放射線Q&A

放射線技術科

放射線Q&A

放射線と聞くと、白血病などのがんを連想し不安になる人がいらっしゃると思います。しかし、医療現場における放射線の利用に関しての不安の多くは放射線の影響に対する誤解から生じていると思われるものです。そこで、ここでは患者さんから多く寄せられる質問にお答えしたいと思います。

Q1.エックス線検査をうけて大丈夫ですか?

A. 大丈夫です。

確かに、急激に多量の放射線をあびたり、慢性的に被曝を続ければ人体に悪影響が現れることがあります。しかし、医療で使用される放射線は一部の特殊な例を除いて問題になるほどの被曝をうけることはありません。

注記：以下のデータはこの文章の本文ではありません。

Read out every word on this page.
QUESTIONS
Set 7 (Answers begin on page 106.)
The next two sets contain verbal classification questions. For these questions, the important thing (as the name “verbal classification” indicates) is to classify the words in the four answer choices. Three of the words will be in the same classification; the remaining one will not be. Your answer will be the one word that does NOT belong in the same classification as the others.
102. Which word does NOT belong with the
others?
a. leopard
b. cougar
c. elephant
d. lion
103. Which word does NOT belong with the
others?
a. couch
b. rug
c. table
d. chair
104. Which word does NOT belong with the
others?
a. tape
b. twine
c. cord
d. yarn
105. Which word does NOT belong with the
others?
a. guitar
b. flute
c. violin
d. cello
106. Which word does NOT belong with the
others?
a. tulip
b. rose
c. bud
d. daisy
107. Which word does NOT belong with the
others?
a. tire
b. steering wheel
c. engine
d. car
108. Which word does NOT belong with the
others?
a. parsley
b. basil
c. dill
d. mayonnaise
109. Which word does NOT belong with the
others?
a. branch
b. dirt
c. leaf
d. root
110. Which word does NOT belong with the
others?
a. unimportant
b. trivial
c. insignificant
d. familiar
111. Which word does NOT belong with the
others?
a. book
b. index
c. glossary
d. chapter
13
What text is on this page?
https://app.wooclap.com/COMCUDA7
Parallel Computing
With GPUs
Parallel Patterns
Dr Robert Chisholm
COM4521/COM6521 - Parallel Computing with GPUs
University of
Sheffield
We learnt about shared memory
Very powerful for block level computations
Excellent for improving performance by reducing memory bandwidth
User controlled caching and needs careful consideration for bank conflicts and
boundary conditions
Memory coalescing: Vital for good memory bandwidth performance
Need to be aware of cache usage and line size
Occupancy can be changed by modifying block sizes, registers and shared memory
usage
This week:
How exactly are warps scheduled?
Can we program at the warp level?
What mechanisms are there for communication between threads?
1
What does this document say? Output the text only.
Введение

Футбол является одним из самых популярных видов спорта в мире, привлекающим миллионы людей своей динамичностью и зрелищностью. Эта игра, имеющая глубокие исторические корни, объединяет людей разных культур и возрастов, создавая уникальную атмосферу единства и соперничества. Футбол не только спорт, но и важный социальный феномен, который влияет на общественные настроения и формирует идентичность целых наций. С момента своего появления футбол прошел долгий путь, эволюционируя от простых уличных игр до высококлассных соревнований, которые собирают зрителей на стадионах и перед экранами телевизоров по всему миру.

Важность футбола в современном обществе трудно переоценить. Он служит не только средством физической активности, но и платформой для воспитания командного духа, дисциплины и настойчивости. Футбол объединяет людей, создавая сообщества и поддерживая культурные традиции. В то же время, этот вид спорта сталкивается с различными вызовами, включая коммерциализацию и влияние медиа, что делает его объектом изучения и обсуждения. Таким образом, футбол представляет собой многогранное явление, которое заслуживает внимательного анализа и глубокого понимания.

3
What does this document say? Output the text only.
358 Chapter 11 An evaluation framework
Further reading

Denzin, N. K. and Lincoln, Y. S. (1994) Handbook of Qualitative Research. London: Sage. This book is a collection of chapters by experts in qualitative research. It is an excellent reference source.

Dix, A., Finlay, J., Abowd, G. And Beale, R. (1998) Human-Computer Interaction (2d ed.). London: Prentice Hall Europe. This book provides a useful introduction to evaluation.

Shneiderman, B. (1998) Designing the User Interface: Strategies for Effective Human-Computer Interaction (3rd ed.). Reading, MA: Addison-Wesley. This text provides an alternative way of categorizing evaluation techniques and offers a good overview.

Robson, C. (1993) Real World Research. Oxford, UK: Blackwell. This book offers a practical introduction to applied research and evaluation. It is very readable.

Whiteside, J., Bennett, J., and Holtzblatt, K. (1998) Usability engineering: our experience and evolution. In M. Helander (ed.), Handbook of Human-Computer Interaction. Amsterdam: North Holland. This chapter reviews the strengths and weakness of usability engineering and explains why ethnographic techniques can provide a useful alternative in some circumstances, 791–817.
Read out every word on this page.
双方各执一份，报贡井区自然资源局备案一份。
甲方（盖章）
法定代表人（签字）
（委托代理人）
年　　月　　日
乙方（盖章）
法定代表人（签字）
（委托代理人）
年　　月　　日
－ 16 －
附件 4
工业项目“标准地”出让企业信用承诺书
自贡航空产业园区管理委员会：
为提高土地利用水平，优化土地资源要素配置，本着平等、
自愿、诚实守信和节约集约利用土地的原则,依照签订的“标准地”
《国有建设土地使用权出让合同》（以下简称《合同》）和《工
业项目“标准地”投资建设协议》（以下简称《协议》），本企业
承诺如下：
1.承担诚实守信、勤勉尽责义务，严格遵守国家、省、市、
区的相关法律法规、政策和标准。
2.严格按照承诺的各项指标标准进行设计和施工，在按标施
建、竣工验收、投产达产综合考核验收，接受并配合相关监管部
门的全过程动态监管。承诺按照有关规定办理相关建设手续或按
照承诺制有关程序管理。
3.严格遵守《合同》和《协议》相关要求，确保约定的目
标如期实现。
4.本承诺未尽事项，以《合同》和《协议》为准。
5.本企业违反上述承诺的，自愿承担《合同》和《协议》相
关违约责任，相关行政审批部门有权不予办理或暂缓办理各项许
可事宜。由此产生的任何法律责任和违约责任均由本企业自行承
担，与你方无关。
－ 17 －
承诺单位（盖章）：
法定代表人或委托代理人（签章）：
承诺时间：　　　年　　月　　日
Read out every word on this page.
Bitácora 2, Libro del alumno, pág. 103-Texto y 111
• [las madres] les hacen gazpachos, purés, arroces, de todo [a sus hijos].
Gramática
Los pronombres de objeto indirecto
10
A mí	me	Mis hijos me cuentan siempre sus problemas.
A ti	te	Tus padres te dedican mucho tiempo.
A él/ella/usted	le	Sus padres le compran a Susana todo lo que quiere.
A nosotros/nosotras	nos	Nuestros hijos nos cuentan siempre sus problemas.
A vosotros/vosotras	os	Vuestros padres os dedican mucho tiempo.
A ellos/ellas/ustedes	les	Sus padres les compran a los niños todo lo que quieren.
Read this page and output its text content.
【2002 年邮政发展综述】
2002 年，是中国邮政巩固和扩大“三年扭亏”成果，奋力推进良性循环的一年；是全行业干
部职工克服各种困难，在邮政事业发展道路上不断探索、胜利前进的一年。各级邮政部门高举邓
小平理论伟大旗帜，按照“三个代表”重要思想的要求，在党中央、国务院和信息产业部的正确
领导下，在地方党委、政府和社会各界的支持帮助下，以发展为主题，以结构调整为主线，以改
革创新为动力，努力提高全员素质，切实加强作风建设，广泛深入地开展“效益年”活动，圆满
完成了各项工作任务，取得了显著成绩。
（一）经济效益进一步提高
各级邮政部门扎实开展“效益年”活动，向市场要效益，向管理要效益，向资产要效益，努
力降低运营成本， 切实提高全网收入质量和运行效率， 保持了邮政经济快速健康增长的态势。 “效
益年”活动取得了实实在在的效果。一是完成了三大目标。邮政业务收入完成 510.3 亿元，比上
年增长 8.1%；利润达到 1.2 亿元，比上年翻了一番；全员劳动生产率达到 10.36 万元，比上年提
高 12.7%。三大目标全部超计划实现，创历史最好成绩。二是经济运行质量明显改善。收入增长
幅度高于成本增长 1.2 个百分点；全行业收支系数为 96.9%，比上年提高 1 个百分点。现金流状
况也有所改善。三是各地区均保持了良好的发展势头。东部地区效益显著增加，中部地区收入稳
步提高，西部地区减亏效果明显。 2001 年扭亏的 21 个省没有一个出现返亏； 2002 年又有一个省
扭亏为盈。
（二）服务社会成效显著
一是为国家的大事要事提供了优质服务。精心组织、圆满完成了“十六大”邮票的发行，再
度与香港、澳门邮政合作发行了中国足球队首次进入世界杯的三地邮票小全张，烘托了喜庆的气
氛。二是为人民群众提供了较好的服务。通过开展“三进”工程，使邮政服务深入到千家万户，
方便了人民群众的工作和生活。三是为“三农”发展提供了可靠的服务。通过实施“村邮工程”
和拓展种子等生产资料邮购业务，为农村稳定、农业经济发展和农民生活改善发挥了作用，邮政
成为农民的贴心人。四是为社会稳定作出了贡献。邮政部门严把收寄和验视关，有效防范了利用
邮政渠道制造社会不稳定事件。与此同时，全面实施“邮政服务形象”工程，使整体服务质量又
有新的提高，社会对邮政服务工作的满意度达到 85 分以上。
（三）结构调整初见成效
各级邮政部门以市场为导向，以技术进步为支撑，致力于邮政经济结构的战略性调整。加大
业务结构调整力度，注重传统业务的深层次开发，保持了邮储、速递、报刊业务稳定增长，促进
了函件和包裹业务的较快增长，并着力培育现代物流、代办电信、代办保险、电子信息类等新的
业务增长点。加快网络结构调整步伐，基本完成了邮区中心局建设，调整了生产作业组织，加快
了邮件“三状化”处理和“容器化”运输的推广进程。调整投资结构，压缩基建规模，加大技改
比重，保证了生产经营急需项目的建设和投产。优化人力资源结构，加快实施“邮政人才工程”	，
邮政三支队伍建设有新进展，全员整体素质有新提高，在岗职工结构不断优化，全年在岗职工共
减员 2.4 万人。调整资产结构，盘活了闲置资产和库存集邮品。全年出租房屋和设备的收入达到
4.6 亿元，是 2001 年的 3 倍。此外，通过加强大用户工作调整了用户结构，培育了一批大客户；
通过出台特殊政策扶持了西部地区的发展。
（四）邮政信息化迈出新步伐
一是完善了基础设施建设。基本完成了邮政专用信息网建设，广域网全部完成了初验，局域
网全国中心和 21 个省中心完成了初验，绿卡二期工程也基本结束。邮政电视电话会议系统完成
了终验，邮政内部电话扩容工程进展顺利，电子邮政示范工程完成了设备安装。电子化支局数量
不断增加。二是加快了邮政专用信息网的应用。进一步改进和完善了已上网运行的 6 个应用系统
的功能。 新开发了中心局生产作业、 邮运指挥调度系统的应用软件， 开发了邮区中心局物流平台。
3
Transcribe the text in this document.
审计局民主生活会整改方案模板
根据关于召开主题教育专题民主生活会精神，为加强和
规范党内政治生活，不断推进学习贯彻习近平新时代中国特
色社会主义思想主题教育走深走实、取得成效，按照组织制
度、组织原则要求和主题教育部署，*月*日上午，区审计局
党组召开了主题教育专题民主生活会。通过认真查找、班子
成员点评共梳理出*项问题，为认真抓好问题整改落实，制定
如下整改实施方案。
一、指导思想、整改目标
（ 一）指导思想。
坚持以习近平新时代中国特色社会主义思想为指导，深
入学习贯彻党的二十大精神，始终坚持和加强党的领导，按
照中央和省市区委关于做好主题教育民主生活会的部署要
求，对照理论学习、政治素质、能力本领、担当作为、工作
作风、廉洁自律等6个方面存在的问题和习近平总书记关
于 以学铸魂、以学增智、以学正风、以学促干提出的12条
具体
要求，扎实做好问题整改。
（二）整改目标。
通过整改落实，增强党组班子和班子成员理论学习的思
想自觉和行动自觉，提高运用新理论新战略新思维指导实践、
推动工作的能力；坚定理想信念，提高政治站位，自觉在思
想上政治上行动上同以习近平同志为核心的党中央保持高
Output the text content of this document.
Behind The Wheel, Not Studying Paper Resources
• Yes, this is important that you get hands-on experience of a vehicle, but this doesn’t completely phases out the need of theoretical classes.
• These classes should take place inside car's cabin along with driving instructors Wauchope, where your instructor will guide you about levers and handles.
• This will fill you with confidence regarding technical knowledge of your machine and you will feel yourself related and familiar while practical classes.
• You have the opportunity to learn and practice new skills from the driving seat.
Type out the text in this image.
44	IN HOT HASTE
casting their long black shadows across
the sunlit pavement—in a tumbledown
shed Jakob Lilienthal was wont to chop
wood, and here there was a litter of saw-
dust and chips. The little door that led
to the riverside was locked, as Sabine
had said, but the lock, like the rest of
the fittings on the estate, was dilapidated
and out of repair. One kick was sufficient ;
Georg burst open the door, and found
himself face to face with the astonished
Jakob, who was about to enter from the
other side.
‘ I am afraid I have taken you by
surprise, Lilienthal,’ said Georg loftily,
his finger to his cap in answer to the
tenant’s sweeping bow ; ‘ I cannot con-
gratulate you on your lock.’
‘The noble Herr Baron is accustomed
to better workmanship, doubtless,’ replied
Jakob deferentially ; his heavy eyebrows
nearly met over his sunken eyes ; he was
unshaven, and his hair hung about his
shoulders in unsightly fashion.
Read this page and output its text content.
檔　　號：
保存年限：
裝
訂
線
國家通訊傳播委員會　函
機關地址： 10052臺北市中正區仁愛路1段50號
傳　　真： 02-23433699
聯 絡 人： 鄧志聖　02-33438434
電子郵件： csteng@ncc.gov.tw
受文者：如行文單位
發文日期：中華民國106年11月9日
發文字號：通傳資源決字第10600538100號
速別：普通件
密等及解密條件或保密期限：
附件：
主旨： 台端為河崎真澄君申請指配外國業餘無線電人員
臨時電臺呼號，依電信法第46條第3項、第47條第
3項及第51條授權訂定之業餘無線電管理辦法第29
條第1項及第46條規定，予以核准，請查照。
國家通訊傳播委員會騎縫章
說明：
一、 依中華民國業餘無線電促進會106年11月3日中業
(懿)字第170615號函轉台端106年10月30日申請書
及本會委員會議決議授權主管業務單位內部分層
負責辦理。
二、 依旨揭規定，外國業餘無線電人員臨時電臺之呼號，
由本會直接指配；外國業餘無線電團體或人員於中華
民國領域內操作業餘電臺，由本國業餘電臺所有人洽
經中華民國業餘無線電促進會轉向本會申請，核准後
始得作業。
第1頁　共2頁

また、考えていただきたいのはなぜエックス線検査を行うかということです。医療現場では、不必要なエックス線検査を行うことはありません。すべて、病気の診断や治療を行うためのものです。つまり、エックス線検査を受けることにより受けるメリットが、被曝のリスクよりおおきいということです。

Q2.エックス線って何ですか?

A. 光と同じ電磁波の一種です。

私達が見ることができる可視光線より波長が短いものに紫外線があります。エックス線は紫外線よりはるかに波長の短い光です。波長が大変短いため物質を通り抜けることができます。この性質を利用してエックス線写真を撮ることができます。

Q3.どうしてからだの中のものが写るの?

A. それは、エックス線には、物質を透過する力があります。しかし透過する間に物質に吸収されだんだん減少していきます。このとき物質の種類や量により吸収のされ方が違います。このため、からだを透過してきたエックス線は強い部分と弱い部分ができます。これを濃淡としてあらわしたものがエックス線写真です。

Q4.普通に生活していても被曝しているってほんとうですか?

A. 本当です。

私達が普通に生活していても自然界から被曝しています。
たとえば、宇宙からやってくる宇宙線によって年間約0.3mSv,その他地中や建物の壁などさまざまのものから年間約1.6mSvの被曝を受けています。

(放射線防護Q&A 草間朋子 医療科学社より)

Q5.入院中同じ病室の人が隣のベッドで写真を撮られました。大丈夫でしょうか?

A. 大丈夫です。

通常エックス線の撮影は定められた撮影室内で行うことが原則です。しかし、移動困難な患者さんなど一部病室内での撮影が認められています。

この場合、患者さんから2メートル離れたところで胸部撮影1回の線量は0.1μSv、腹部撮影の場合で0.5μSv程度だといわれています。宇宙線による被曝が1日約1μSvであることを考えると、この程度の線量は問題にはなりません。

Q6.エックス線検査でどのくらいの被曝をするのですか?

A. 検査により違います。

一概にどのくらいと言うのは難しいのですが、医療放射線による日本の一人あたりの年間被曝線量は約1.6mSvといわれています。これは、自然放射線による年間の被曝とほぼ同じくらいです。

Q7.たくさんの検査を受けました。白血病にならないでしょうか?

A. 大丈夫です。

ドラマなどの影響か放射線と聞いただけで白血病を心配する方がいらっしゃいます。 白血病は、骨髄の造血細胞の異常増殖であると考えられています。したがって、造血臓器である赤色骨髄の被曝線量がゼロに近いエックス線検査の場合は白血病の心配は、まったく問題になりません。

(放射線防護Q&A 草間朋子 医療科学社より)

Q8.放射線から身を守るにはどうすればいいのですか?

A. 防護の3原則を覚えましょう。

放射線の被曝は次の3つによって減らすことができます。

  1. 時間
  2. 遮蔽
  3. 距離

「時間」とは文字通り被曝する時間を減らすということです。

「遮蔽」とは、線源と人体との間に遮蔽物を置くことです。放射線は物質を透過する性質がありますが、その透過率は物質や放射線の種類によって違います医療で用いるエックス線の多くは鉛数ミリで遮蔽することができます。

「距離」とは、線源と人体との間の距離のことです。放射線は距離の逆二乗で減衰するので50センチの距離から2メートルまで距離を取ると16分の1の量になります。